By being long in one market and short in another, the price risk cancels out. The profit comes from the funding payments paid by traders who are on the other side of the futures market.

Funding Rates: The Source of Yield

Perpetual futures don’t expire, so exchanges use funding rates to keep prices close to spot:

  • If more traders are long, the funding rate is positive. Longs pay shorts.
  • If more traders are short, the funding rate is negative. Shorts pay longs.

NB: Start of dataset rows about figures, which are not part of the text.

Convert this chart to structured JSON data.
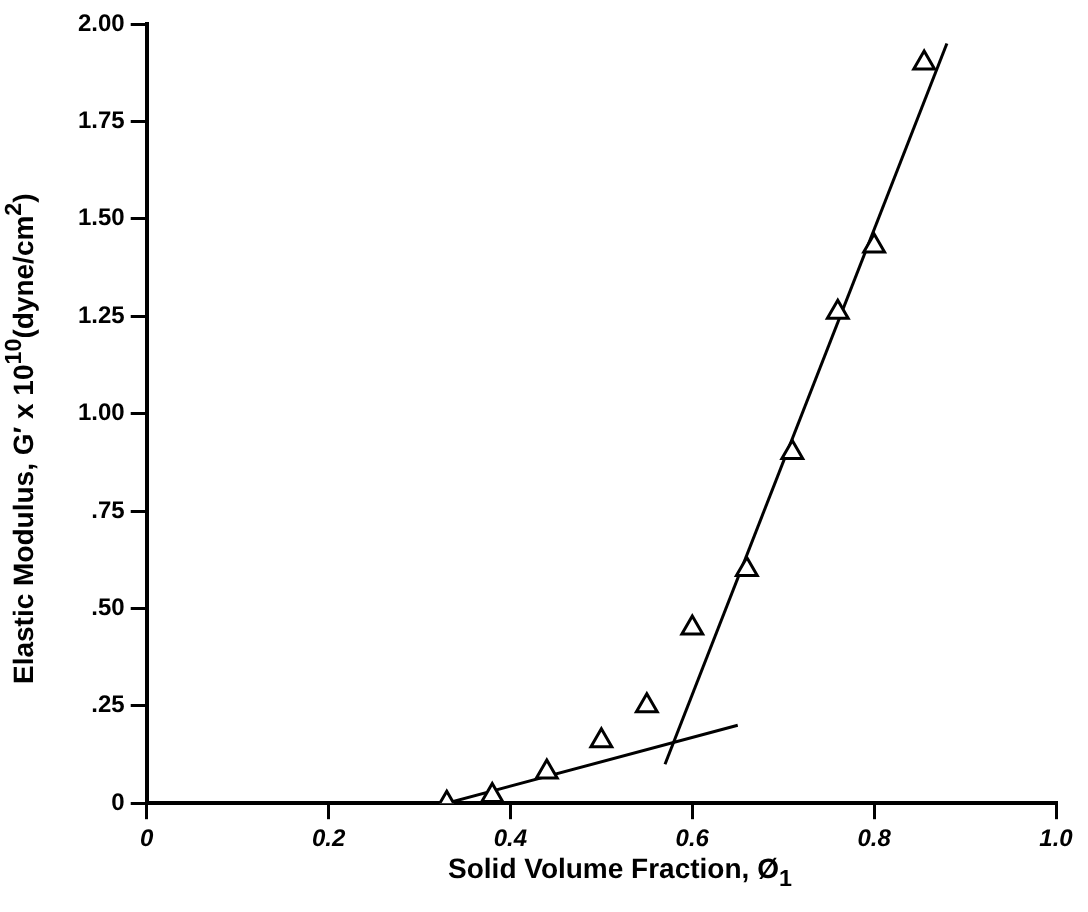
{
  "chart_data": {
    "type": "scatter",
    "xlabel": "Solid Volume Fraction, Ø$_{1}$",
    "ylabel": "Elastic Modulus, G′ x 10$^{10}$(dyne/cm$^{2}$)",
    "xlim": [
      0,
      1.0
    ],
    "ylim": [
      0,
      2.0
    ],
    "xticks": [
      0,
      {
        "value": 0.2,
        "label": "0.2"
      },
      {
        "value": 0.4,
        "label": "0.4"
      },
      {
        "value": 0.6,
        "label": "0.6"
      },
      {
        "value": 0.8,
        "label": "0.8"
      },
      {
        "value": 1.0,
        "label": "1.0"
      }
    ],
    "yticks": [
      0,
      {
        "value": 0.25,
        "label": ".25"
      },
      {
        "value": 0.5,
        "label": ".50"
      },
      {
        "value": 0.75,
        "label": ".75"
      },
      {
        "value": 1.0,
        "label": "1.00"
      },
      {
        "value": 1.25,
        "label": "1.25"
      },
      {
        "value": 1.5,
        "label": "1.50"
      },
      {
        "value": 1.75,
        "label": "1.75"
      },
      {
        "value": 2.0,
        "label": "2.00"
      }
    ],
    "grid": false,
    "legend": false,
    "series": [
      {
        "marker": "triangle",
        "color": "#000000",
        "x": [
          0.33,
          0.38,
          0.44,
          0.5,
          0.55,
          0.6,
          0.66,
          0.71,
          0.76,
          0.8,
          0.855
        ],
        "values": [
          0.0,
          0.02,
          0.08,
          0.16,
          0.25,
          0.45,
          0.6,
          0.9,
          1.26,
          1.43,
          1.9
        ]
      },
      {
        "type": "line",
        "marker": "none",
        "color": "#000000",
        "x": [
          0,
          0.33,
          0.65
        ],
        "values": [
          0,
          0,
          0.2
        ]
      },
      {
        "type": "line",
        "marker": "none",
        "color": "#000000",
        "x": [
          0.57,
          0.88
        ],
        "values": [
          0.1,
          1.95
        ]
      }
    ]
  }
}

Most of the time, especially in bull markets, funding rates are positive – meaning basis traders (who short futures) collect payments.

Example:

  • Hold 1 BTC in spot.
  • Short 1 BTC perpetual futures.
  • Funding rate = +0.02% every 8 hours.
  • You collect these payments regardless of BTC’s price direction.

Why It’s Unique to Crypto

  • Traditional markets: Basis trades profit from price differences between spot and futures.
  • Crypto markets: The main driver of profit is funding rate yield, a mechanism specific to perpetual futures.

This makes the crypto basis trade a hybrid of arbitrage and yield farming.

Benefits

  • Market Neutral: Hedged from price moves.
  • Yield Generation: Regular funding payments.
  • Institutional Use: Popular with funds looking for stable returns.

Risks

  1. Funding Rate Flips: Can turn negative in bearish markets.
  2. Exchange Risk: Hacks, insolvency, or sudden rule changes.
  3. Liquidity Risk: Large positions may be hard to unwind.
  4. Opportunity Cost: Capital tied up could miss other opportunities.

Conclusion

A crypto basis trade is a way to earn yield by holding spot crypto and shorting futures, capturing funding payments instead of betting on price. It’s a strategy unique to digital asset markets – one that shows how crypto creates opportunities that don’t exist in the same way in traditional finance.